Brexit will 'take Britain back to the 1970s', says former Bank of England expert

Adam Posen says nothing good can ever come from UK leaving the EU and compared the state of the economy to a patient with arthritis

Ben Chapman
Friday 28 October 2016 10:07 BST
American economist Adam Posen sat on the Bank of England's Monetary Policy Committee from 2009-2012
American economist Adam Posen sat on the Bank of England's Monetary Policy Committee from 2009-2012 (Reuters)

Brexit will “take Britain back to the 1970s” and nothing good can ever come of it, a former Bank of England policymaker said today.

Adam Posen, who sat on the Bank of England’s Monetary Policy Committee from 2009 to 2012, said Brexit “is going to be an ongoing source of chronic pain for the UK for many years”.

Speaking from Frankfurt, Mr Posen said Brexit would be “very, unquestionably bad, but still not be terminal”, and compared Britain outside the EU to a patient with arthritis.

“It is going to put the UK in many ways back to where it was in the 1970s and early 1980s. Being uncompetitive, people having less faith in the stability of the regime,” he said in an interview with Bloomberg.

Mr Posen said Britain faces stagflation, a situation of stagnant economic growth with rapidly rising prices faced in the late 1970s. The spiral of increasing prices reduced the value of people’s wages and led to dozens of strikes, repeated power cuts and a three-day working week during what became known as the winter of discontent.

Talking about how the UK’s economy will look in 10 years’ time, he said: Of course, the economy will survive, the City will survive in a smaller state – but will the average person in Britain be worse off economically? Yes.”

Asked whether there was anything positive about Britain’s looming exit from the European Union, Mr Posen replied, “No”.

In the run-up to the vote, the American economist warned that Brexit was “delusional fantasy”.

The EU will also suffer, Mr Posen said, because of the end of a mutually beneficial relationship but the UK, as the smaller partner, will inevitably suffer more.
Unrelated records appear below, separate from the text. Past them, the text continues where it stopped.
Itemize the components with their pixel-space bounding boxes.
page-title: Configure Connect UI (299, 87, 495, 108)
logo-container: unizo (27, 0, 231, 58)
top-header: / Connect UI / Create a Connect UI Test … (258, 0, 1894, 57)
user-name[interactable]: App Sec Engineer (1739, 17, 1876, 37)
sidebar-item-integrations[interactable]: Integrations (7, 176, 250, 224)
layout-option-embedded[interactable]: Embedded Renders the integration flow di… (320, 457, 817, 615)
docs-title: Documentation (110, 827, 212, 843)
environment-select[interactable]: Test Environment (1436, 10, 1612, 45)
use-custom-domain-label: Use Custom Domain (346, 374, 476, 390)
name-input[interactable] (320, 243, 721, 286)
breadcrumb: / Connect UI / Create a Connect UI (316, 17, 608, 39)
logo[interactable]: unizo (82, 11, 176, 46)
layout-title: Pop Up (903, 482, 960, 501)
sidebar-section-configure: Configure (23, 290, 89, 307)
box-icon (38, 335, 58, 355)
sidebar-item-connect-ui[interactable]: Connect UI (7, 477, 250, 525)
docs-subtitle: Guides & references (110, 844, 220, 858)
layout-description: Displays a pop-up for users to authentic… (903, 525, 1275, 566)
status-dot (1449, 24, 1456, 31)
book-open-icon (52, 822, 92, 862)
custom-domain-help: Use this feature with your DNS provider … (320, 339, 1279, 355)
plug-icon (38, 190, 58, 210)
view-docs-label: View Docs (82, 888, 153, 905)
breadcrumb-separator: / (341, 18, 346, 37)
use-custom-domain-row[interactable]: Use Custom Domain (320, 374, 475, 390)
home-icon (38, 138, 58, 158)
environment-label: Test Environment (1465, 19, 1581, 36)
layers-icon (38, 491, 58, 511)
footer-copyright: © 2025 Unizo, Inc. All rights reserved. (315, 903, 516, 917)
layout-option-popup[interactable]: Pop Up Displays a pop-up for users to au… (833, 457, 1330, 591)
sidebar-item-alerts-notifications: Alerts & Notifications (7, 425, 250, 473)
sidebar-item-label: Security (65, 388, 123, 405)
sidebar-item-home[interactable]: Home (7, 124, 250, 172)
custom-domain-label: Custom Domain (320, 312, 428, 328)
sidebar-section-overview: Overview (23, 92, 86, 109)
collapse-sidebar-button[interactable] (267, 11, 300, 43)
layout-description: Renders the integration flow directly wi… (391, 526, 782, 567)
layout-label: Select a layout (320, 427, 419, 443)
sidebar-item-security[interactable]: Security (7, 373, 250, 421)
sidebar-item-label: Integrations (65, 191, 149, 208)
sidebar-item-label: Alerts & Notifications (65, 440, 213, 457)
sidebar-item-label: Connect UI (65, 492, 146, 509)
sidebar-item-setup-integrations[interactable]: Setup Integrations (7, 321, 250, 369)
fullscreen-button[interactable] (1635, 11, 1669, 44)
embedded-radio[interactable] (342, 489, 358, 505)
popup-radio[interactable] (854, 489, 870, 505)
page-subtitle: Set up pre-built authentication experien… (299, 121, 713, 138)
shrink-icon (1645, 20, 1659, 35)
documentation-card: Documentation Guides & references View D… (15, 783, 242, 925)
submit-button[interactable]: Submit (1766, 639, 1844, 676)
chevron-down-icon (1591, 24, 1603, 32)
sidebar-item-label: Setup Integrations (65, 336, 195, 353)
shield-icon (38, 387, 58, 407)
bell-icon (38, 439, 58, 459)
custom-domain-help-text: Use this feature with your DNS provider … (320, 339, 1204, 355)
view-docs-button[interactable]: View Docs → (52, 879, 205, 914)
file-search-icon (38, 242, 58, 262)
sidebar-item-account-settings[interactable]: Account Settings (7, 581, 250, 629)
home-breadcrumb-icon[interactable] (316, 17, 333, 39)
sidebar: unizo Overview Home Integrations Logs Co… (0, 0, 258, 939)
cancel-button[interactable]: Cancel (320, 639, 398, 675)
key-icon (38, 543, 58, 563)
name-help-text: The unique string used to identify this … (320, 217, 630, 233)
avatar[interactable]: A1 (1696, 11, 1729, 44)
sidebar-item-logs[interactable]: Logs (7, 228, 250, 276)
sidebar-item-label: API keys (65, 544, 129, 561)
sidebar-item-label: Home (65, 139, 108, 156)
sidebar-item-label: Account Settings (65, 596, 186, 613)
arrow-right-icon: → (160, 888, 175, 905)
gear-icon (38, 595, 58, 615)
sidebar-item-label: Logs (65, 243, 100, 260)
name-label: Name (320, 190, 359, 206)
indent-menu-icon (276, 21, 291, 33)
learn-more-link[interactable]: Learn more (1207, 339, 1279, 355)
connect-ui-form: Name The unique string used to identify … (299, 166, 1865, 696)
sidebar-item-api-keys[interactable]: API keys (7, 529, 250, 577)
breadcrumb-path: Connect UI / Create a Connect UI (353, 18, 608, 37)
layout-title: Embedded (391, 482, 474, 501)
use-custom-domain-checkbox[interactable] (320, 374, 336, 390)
He also said the plummeting value of the pound was inevitable, because the UK had become less competitive as a result of the Brexit vote. If the currency didn’t fall to reflect this, he said, the UK would “essentially be like Greece”, he said, implying that UK companies would have to make big job cuts to make up for the fact that they would be less productive.

Greece has seen massive unemployment, a deep recession and swingeing austerity cuts as it remained in the euro currency union. If it had been able to devalue its currency, such cuts may not have happened, economists have said.

The pound has further to fall against the euro, Posen predicted. Sterling fell on Thursday, even after the first growth data to cover the period since the June referendum came in ahead of analysts’ predictions.